Alles Omikron oder was

Ein Subtyp der Coronavirus-Variante übernimmt steigende Anteile am Infektionsgeschehen. Das könnte die jetzige Welle verlängern

Die vereinbarten Lockerungsübungen von Bund und Ländern beruhen auf Prognosen zum weiteren Verlauf der derzeitigen Corona-Welle. Diese erreichte in Deutschland offensichtlich vor einigen Tagen ihren Scheitelpunkt und ist seither deutlich im Fallen begriffen. Ein klarer Hinweis auf die erreichte Trendwende ist der Reproduktionswert, der aussagt, wie viele Menschen ein Infizierter im Schnitt ansteckt: Er geht schon seit dem 20. Januar zurück und liegt laut Robert-Koch-Institut (RKI) aktuell bei 0,9. Ein Wert unter eins bedeutet, dass es immer weniger Neuinfektionen gibt.
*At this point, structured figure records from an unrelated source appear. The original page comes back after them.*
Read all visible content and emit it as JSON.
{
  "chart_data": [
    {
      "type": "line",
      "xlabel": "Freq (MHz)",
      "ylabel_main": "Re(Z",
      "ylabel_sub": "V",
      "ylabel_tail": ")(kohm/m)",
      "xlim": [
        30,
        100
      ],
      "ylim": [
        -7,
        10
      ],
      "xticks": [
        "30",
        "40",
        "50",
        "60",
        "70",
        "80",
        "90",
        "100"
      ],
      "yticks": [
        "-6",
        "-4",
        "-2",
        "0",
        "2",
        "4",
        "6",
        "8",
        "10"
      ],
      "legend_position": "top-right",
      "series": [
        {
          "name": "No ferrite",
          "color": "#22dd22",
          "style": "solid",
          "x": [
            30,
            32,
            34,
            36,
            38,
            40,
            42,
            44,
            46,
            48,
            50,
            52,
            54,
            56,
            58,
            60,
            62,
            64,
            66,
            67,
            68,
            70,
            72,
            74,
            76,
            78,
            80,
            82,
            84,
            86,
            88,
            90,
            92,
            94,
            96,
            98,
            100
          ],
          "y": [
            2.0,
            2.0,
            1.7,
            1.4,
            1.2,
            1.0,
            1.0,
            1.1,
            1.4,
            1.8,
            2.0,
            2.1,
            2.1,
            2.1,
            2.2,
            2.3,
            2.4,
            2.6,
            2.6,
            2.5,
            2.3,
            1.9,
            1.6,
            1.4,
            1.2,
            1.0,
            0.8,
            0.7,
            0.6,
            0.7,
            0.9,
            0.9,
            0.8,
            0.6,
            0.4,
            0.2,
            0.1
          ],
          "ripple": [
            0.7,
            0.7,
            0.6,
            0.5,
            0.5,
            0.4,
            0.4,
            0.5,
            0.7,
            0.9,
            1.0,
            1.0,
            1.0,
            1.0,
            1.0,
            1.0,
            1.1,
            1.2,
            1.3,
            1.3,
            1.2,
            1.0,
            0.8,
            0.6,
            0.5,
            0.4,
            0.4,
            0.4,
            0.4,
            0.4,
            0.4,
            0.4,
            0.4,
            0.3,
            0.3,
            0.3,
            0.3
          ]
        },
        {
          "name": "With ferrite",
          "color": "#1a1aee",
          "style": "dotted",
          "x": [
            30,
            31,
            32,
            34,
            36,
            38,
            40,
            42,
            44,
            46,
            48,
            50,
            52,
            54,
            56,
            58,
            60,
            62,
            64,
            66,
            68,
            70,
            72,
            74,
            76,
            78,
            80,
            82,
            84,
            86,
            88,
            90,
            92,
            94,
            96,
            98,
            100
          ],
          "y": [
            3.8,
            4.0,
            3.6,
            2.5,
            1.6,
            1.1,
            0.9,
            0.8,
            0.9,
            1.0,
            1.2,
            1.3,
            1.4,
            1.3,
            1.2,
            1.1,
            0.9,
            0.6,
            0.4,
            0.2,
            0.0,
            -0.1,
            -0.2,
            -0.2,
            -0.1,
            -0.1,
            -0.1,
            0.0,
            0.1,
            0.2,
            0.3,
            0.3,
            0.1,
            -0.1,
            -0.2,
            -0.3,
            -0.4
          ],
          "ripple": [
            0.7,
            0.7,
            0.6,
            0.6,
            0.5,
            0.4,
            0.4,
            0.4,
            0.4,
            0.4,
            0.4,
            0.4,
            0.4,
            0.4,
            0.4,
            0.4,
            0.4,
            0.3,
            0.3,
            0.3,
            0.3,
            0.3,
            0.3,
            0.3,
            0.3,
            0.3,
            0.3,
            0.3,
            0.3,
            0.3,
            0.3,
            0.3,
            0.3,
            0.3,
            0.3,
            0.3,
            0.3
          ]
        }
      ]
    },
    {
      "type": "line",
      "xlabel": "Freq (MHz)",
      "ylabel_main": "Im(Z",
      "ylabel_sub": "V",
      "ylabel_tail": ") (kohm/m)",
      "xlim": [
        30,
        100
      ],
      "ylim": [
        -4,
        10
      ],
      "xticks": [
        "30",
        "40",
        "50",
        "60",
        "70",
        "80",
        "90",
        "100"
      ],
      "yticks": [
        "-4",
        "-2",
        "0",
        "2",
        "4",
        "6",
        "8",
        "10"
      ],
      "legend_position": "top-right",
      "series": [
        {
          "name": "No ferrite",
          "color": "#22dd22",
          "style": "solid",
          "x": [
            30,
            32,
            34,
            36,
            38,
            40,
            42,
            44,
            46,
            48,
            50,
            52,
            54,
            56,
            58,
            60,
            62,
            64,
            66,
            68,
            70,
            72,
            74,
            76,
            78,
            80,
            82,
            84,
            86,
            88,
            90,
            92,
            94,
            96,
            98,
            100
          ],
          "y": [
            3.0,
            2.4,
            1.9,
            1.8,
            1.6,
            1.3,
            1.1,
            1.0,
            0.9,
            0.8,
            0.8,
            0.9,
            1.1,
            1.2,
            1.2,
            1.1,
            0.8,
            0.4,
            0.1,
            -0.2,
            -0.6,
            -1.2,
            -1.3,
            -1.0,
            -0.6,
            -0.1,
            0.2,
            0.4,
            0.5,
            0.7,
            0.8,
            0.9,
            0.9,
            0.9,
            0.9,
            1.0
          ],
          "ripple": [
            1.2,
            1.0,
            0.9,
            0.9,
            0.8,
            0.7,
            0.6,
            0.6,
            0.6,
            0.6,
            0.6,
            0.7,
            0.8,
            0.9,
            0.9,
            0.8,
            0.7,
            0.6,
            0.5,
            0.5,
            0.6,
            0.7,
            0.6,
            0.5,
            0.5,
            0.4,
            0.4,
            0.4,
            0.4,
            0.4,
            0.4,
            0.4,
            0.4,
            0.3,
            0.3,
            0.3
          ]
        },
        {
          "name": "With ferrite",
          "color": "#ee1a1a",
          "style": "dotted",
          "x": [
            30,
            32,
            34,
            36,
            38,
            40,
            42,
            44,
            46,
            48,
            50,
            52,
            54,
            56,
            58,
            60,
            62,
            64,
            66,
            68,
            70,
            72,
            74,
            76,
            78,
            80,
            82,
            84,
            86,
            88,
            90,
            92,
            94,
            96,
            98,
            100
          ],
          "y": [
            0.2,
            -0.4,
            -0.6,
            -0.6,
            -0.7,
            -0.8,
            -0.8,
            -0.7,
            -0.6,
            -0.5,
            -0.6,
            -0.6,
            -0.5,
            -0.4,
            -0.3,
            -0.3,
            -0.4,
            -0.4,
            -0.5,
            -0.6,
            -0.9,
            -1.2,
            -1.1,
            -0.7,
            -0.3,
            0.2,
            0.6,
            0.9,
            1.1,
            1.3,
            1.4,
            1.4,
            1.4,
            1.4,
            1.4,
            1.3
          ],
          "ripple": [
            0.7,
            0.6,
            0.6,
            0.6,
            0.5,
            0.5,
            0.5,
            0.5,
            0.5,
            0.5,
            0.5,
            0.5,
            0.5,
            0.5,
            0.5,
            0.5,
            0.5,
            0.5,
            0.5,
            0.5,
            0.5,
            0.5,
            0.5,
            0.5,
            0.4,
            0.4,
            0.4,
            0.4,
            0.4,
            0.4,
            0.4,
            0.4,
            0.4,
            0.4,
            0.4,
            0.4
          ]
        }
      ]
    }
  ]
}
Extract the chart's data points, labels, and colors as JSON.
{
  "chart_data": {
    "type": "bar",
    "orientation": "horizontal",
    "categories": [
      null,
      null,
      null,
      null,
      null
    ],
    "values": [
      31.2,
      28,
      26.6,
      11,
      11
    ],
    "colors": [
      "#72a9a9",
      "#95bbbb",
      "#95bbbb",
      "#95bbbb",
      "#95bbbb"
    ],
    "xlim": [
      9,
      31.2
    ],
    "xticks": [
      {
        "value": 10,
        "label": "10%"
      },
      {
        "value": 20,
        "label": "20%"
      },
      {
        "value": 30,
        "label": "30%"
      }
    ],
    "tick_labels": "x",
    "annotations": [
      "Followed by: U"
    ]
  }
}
Der deutsche Lockerungsplan, laut dem am 20. März so gut wie alle Maßnahmen fallen, hat epidemiologisch zur Grundlage, dass die Omikron-Welle genauso steil zurückgeht, wie sie sich aufgebaut hat. Dafür gibt es empirische Belege aus Ländern wie Großbritannien, die uns einige Wochen voraus sind. Mit Blick auf die Krankenhäuser ist es zudem äußerst positiv, dass die Omikron-Variante, die für weniger schwere Erkrankungen sorgt, Delta in Deutschland fast komplett verdrängt hat. Der Anteil der gefährlicheren Variante an den sequenzierten Infektionsfällen sank schon im Dezember von fast 100 auf 45 Prozent. Vergangene Woche lag er laut RKI bei 2,0 Prozent. Diese Entwicklung war absehbar, da Omikron noch etwas infektiöser als Delta ist und vor allem den Impf-Immunschutz viel besser austrickst.

Virologen schauen aber etwas stirnrunzelnd auf ein Detail der aktuellen Statistiken. Die zuerst in Südafrika entdeckte Omikron-Variante ist – wenig überraschend – selbst bereits mutiert. Das RKI spricht aktuell von drei Sublinien. Nun spielen bei Viren die meisten Mutanten keine Rolle im Infektionsgeschehen, sondern verschwinden sofort wieder. Das dürfte auch bei Omikron der Fall sein, doch ein Untertyp wird mit rasch steigendem Anteil sequenziert: BA.2. In der vergangenen Woche lag er laut RKI bei 8,1 Prozent. In Ländern wie Dänemark führt man schon jeden zweiten Fall auf BA.2 zurück. Auch die Weltgesundheitsorganisation weist darauf hin, dass sich der Subtyp in vielen Ländern ausbreitet.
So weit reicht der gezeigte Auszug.